COMMENT: Marty: I was re-reading Herodotus and saw early in his book a reference to the rise and fall of civilizations pertinent to the concept of capital flows:
Herodotus, Histories 1:5
"For many states that were once great have now become small; and those that were great in my time were small before. Knowing therefore that human prosperity never continues in the same place, I shall mention both alike."
Here is the source for the above translation.
I studied Ancient Greek in college. "Prosperity" is the proper translation of "Eudaimonia" (Greek: ε?δαιμον?α) in this context. See also this.
I thought you may find this of interest in case you hadn't noticed this before in your readings.
Be well and thank you for your work and your continuous improvements of Socrates.
REPLY: Yes, great to point that out. To put this in context for the non-Ancient historian, when Herodotus had written that, it was about 2,000 years after the rise and fall of the Sumer Empire, which is the earliest known civilization in the historical region of southern Mesopotamia. There were the Minoans, Troy, Greek Heroic Age, Babylon, and Cyrus the Great who conquered Lydia, the Hittites, and the Assyrians.

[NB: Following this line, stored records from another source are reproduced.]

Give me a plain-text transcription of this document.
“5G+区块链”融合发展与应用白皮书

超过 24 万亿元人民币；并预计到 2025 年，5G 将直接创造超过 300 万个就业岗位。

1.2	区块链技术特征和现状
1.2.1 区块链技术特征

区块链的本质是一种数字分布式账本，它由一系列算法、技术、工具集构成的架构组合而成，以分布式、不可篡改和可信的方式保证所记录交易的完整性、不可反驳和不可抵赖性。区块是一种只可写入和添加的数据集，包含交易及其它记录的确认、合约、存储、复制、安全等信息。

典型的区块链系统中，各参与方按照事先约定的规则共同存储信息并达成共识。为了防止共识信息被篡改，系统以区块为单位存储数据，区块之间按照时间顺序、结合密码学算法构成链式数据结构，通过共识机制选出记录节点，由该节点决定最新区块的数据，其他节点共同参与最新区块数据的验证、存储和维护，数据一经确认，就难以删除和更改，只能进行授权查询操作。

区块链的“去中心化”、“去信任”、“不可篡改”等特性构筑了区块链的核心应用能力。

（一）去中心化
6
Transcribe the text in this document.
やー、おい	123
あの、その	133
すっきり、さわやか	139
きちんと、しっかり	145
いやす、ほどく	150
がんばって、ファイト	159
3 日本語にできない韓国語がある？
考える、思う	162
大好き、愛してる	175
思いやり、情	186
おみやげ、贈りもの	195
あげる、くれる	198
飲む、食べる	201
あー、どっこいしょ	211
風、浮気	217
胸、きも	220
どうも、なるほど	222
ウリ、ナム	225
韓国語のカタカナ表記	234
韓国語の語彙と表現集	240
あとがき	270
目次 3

Civilization in its primeval state was already at least 6,000 years before Herodotus. It was ancient history to them of the Greek Heroic Age when Evander entertained the stranger of Troy. The relics of the glory of civilization still littered the landscape during the age of Herodotus like the gates to Babylon which have survived in the Berlin Museum. History is delineated by the fancy of Homer and later by Herodotus. Athens was but a solitary thicket during the Age of the Hittite. The temples of Asia Minor (Turkey) had long been crowned with the gold of Lydia when the Greeks were rising again. But those temples would be overthrown and the gold will be pillaged, as the wheel of Fortune accomplished her revolution, and the armies of Alexander the Great would conquer the world about 100 years after Herodotus.